COMP3411/9814 Artificial Intelligence 20T1, 2020
Tutorial Solutions – Week 8 Question 1
Consider a world with two states S = {S1, S2} and two actions A = {a1, a2}, where the transitions δ and reward r for each state and action are as follows:
(i) Draw a picture of this world, using circles for the states and arrows for the transitions.
(ii) Assuming a discount factor of γ = 0.9, determine:

(iii)Write the Q values in a table.
(iv) Trace through the first few steps of the Q-learning algorithm, with all Q values initially set to zero. Explain why it is necessary to force exploration through probabilistic choice of actions in order to ensure convergence to the true Q values.
At this point, the table looks like this:
If the agent always chooses the current best action, it can have a policy where it always prefers a suboptimal action, e.g. a1 in state S2, so will never sufficiently explore action a2. This means that Q(S2,a2) will remain zero forever, instead of converging to the true value of 21.58. With exploration, the next few steps might look like this:

Now we have this table:
From this point on, the agent will prefer action a2 both in state S1 and in state S2. Further steps refine the Q value estimates, and, in the limit, they will converge to their true values.
Question 2
Consider the task of predicting whether children are likely to be hired to play members of the Von Trapp Family in a production of The Sound of Music, based on these data:
height
hair
eyes
hired
short
blond
blue
+
tall
red
blue
+
tall
blond
blue
+
tall
blond
brown

short
dark
blue

tall
dark
blue

tall
dark
brown

short
blond
brown

a.

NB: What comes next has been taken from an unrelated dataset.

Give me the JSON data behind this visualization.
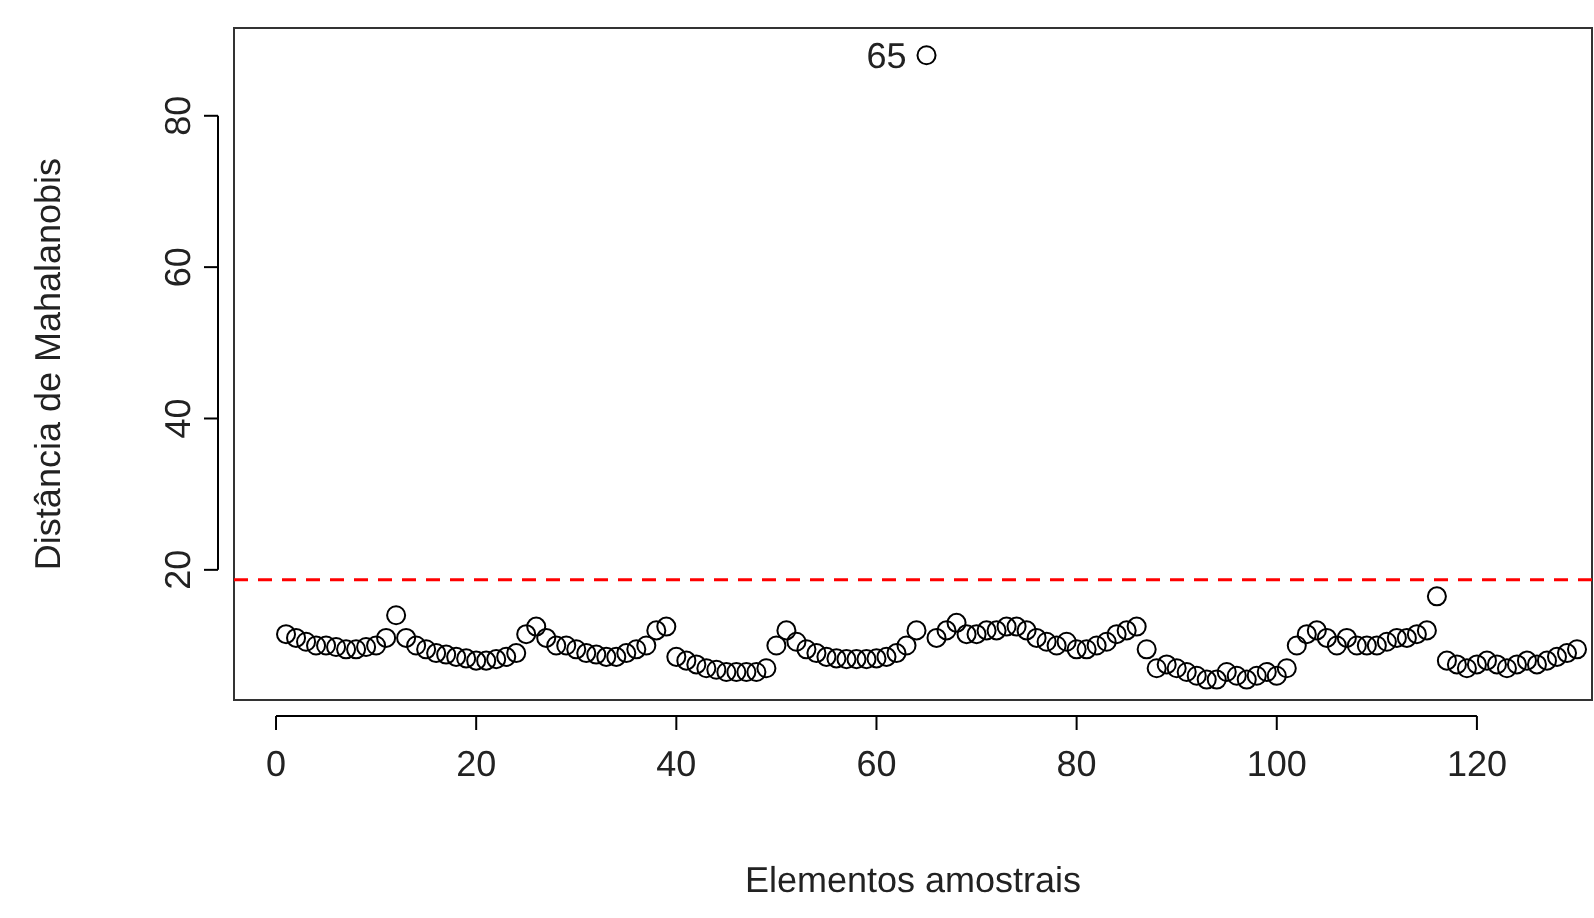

Compute the information (entropy) gain for each of the three attributes (height, hair, eyes) in terms of classifying objects as belonging to the class, + or – .
There are 3 objects in class ‘+’ and 5 in ‘-‘, so the entropy is: Entropy(parent) = Σi Pi log2Pi = -(3/8)log(3/8) – (5/8)log(5/8) = 0.954 Suppose we split on height:
Of the 3 ‘short’ items, 1 is ‘+’ and 2 are ‘-‘, so Entropy(short) = -(1/3)log(1/3) – (2/3)log(2/3) = 0.918
Of the 5 ‘tall’ items, 2 are ‘+’ and 3 are ‘-‘, so Entropy(tall) = -(2/5)log(2/5) – (3/5)log(3/5) = 0.971
The average entropy after splitting on ‘height’ is Entropy(height) = (3/8)(0.918) + (5/8)(0.971) = 0.951
The information gained by testing this attribute is: 0.954 – 0.951 = 0.003 (i.e. very little)
If we try splitting on ‘hair’ we find that the branch for ‘dark’ has 3 items, all ‘-‘ and the branch for ‘red’ has 1 item, in ‘+’. Thus, these branches require no further information to make a decision. The branch for ‘blond’ has 2 ‘+’ and 2 ‘-‘ items and so requires 1 bit. That is,
Entropy(hair) = (3/8)(0) + (1/8)(0) + (4/8)(1) = 0.5
and the information gained by testing hair is 0.954 – 0.5 = 0.454 bits.
By a similar calculation, the entropy for testing ‘eyes’ is (5/8)(0.971) + (3/8)(0) = 0.607, so the information gained is 0.954 – 0.607 = 0.347 bits.
Thus ‘hair’ gives us the maximum information gain.
b. Construct a decision tree based on the minimum entropy principle. Since the ‘blond’ branch for hair still contains a mixed population, we need to apply the procedure recursively to these four items. Note that we now only need to test ‘height’ and ‘eyes’ since the ‘hair’ attribute has already been used. If we split on ‘height’, the branch for ‘tall’ and ‘short’ will each contain one ‘+’ and one ‘-‘, so the entropy gain is zero. If we split on ‘eyes’, the ‘blue’ brach contains two ‘+’s and the ‘brown’ branch two ‘-‘s, so the tree is complete:

Question 3
The Laplace error estimate for pruning a node in a Decision Tree is given by:
where N is the total number of items, n is the number of items in the majority class and k is the number of classes. Given the following subtree, should the children be pruned or not? Show your calculations.
Error(Parent) = 1 – (7+1)/(11+2) = 1 – 8/13 = 5/13 = 0.385 Error(Left) = 1 – (2+1)/(3+2) = 1 – 3/5 = 2/5 = 0.4
Error(Right) = 1 – (6+1)/(8+2) = 1 – 7/10 = 3/10 = 0.3
Backed Up Error = (3/11)*(0.4) + (8/11)*(0.3) = 0.327 < 0.385 Since Error of Parent is larger than Backed Up Error ⇒ Don't Prune Question 4 Construct a Decision Tree for the following set of examples. What class is assigned to the instance {D15, Sunny, Hot, High, Weak}? 1. 2. 3.